Zoom should be worried too
And while we are on Teams, it can’t be stressed enough that Zoom should be nervous.
Microsoft is doubling down on its strengths in security and indirectly highlighting Zoom’s own difficulties in that area. It is also integrating its own and third-party apps more deeply into Teams as it becomes a full-blown platform.
Call and talk experience is being constantly improved, with a new Walkie-Talkie feature in beta just the latest such improvement. There are also new feature-rich back-end admin and management features.

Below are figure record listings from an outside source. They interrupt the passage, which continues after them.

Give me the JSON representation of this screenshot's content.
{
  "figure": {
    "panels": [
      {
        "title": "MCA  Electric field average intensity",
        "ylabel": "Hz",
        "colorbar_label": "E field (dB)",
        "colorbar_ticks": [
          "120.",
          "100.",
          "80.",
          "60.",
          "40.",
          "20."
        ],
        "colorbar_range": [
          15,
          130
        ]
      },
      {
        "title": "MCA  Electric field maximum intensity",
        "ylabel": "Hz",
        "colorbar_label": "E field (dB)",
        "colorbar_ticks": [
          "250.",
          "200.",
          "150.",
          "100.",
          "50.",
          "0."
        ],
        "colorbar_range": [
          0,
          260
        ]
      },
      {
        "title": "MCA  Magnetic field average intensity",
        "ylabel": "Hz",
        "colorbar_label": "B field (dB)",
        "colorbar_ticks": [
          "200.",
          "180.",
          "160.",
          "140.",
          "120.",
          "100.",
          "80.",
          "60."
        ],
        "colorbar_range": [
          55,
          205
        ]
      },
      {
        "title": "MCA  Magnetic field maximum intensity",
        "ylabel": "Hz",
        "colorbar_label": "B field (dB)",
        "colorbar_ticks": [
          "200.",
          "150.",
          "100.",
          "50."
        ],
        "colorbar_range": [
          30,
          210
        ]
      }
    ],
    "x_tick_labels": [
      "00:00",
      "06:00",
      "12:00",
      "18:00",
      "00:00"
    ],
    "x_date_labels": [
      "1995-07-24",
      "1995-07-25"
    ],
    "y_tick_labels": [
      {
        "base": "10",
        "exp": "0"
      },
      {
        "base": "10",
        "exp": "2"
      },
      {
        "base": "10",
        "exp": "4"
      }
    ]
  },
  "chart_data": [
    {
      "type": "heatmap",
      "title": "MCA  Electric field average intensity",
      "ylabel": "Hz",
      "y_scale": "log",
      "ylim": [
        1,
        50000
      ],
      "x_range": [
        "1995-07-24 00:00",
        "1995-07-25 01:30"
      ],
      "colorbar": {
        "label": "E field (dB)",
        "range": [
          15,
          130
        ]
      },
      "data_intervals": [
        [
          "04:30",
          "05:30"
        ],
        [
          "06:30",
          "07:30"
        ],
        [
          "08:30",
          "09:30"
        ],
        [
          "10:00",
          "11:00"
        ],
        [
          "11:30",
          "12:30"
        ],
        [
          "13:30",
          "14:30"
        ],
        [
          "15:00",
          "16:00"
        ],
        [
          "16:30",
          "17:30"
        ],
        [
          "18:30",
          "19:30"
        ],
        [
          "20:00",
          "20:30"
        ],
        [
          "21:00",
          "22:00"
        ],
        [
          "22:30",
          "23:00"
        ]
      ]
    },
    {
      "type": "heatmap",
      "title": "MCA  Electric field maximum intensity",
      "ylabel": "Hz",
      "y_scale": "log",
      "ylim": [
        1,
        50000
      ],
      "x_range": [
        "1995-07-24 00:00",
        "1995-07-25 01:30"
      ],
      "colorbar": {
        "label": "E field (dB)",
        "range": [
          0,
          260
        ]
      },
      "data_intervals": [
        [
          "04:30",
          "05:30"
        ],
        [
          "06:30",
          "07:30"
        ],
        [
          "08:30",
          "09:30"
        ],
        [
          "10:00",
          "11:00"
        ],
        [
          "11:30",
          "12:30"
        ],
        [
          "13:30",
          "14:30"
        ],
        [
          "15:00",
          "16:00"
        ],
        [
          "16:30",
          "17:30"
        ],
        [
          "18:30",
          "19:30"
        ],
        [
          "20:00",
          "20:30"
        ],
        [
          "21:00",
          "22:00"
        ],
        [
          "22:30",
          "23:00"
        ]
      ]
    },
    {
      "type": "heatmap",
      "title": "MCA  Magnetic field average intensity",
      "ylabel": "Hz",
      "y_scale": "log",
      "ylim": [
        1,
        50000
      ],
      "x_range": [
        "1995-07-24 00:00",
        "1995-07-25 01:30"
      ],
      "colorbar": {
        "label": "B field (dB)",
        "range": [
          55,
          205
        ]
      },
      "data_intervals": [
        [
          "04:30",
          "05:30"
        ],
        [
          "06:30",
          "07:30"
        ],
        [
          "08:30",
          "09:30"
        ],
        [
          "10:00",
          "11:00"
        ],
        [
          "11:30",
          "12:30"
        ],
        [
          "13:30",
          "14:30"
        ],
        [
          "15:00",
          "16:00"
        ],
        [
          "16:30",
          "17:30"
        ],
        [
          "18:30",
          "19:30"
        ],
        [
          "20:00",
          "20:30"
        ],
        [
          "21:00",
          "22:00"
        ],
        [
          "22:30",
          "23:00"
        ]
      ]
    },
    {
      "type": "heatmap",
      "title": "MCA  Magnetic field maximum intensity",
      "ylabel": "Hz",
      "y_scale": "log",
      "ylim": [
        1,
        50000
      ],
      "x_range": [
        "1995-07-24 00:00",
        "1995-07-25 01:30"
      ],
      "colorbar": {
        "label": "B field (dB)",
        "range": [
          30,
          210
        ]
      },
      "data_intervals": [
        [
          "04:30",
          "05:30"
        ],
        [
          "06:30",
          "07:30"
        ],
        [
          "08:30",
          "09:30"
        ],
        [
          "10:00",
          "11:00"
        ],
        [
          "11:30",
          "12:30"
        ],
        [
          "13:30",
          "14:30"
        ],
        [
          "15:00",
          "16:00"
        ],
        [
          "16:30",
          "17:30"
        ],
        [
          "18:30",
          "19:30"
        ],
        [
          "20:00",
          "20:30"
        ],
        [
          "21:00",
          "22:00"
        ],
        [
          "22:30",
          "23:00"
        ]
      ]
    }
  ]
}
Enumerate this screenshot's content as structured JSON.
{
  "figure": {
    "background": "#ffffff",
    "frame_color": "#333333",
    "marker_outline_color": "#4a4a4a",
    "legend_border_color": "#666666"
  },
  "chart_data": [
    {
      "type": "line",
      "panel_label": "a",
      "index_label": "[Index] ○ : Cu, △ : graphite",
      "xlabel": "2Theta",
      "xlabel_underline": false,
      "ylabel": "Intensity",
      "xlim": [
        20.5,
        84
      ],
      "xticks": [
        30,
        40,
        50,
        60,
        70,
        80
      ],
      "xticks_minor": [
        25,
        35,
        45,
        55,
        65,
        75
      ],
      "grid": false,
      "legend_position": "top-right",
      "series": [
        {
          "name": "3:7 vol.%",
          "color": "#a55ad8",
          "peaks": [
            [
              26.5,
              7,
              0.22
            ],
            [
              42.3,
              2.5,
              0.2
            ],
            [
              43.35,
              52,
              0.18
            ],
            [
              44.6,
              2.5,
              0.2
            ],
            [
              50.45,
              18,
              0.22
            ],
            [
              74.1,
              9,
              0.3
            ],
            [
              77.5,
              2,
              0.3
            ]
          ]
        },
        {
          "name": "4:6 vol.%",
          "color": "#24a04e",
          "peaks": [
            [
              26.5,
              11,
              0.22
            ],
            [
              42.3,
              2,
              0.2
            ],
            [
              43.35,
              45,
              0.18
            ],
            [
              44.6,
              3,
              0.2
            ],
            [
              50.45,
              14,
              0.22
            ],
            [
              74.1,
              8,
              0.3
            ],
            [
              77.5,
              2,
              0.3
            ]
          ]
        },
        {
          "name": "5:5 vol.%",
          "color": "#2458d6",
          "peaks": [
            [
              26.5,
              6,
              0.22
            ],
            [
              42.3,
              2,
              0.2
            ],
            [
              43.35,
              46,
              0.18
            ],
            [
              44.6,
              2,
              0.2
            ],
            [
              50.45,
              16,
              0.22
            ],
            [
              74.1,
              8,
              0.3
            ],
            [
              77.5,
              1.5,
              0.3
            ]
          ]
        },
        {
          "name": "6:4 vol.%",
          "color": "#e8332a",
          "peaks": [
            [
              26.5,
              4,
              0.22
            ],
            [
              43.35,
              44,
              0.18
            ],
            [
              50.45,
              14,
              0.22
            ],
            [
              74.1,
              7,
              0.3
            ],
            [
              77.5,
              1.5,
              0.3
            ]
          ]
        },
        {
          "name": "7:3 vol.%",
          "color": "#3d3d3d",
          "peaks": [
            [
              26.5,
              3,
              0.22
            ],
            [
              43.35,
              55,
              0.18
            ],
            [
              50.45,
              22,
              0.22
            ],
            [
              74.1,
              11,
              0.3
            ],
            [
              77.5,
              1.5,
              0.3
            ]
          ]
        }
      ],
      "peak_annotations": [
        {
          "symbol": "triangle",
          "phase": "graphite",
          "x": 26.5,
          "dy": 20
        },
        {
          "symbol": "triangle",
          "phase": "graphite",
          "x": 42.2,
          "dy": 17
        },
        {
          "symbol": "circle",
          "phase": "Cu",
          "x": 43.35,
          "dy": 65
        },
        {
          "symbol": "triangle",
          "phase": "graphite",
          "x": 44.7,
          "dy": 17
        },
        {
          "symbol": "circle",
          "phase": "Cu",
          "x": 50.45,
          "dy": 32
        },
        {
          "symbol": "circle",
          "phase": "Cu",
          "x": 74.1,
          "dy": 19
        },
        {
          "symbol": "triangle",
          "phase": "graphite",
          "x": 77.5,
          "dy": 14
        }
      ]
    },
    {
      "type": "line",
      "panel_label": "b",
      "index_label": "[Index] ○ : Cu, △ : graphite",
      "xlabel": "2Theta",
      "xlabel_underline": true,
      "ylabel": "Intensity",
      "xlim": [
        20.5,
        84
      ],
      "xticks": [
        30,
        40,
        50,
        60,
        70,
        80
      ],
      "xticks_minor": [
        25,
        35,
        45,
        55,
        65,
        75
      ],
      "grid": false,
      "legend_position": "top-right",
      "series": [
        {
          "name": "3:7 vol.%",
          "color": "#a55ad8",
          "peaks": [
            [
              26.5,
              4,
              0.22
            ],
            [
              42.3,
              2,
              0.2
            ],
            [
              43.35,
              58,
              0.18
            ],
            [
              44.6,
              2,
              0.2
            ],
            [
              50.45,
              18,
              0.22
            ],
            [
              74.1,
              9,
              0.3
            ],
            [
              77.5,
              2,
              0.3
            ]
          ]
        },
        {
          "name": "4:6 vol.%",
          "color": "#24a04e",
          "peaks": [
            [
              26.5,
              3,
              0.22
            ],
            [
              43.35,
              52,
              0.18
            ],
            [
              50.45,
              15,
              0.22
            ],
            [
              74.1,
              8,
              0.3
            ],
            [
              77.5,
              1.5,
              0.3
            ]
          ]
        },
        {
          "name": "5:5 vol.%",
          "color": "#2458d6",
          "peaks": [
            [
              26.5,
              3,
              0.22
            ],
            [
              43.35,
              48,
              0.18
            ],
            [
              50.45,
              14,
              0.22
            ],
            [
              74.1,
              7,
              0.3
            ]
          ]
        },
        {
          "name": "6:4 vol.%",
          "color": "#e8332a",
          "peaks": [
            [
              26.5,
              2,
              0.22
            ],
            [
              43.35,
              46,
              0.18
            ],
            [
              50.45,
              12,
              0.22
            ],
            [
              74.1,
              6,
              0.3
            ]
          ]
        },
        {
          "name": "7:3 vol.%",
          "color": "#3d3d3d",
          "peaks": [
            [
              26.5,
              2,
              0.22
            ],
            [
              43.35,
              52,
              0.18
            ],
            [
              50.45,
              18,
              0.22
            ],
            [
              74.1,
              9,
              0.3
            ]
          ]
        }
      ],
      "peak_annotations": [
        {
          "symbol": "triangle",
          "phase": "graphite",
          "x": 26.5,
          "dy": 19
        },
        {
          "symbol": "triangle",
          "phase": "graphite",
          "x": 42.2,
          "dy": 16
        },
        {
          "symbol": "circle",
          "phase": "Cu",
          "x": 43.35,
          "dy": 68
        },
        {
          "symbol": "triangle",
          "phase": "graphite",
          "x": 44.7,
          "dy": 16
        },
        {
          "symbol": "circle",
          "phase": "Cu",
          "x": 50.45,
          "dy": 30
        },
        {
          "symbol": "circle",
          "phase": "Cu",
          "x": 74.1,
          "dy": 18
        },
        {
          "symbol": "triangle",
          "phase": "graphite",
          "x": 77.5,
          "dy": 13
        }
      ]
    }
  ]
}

The enhancement, as it describes it, of its Power Platform feature set enables the building and deployment of bots and apps all from inside Teams. Zoom may have some catching up to do.
The appetite for innovation doesn’t stop there. The company is currently testing the use of hydrogen fuel cells to provide power back-up for its data centres.
Standing out from the Big Tech crowd – shares a buy with $260 target?
With uncertainty beginning to creep in around the sky-high valuations in Big Tech, Microsoft may be the one that stands out from the crowd in terms of the diversity of its revenue streams.
However, bear in mind, on a price/earnings ratio of 35.18, Microsoft is even more richly valued than Apple on 29.95 (trailing twelve month).
Dan Ives of Wedbush Securities said: “Any knee-jerk reaction negative will be short-lived. Strong guidance and cloud story is just resonating massively in Redmond. $260 price target; $300 bull case, he told Bloomberg last week.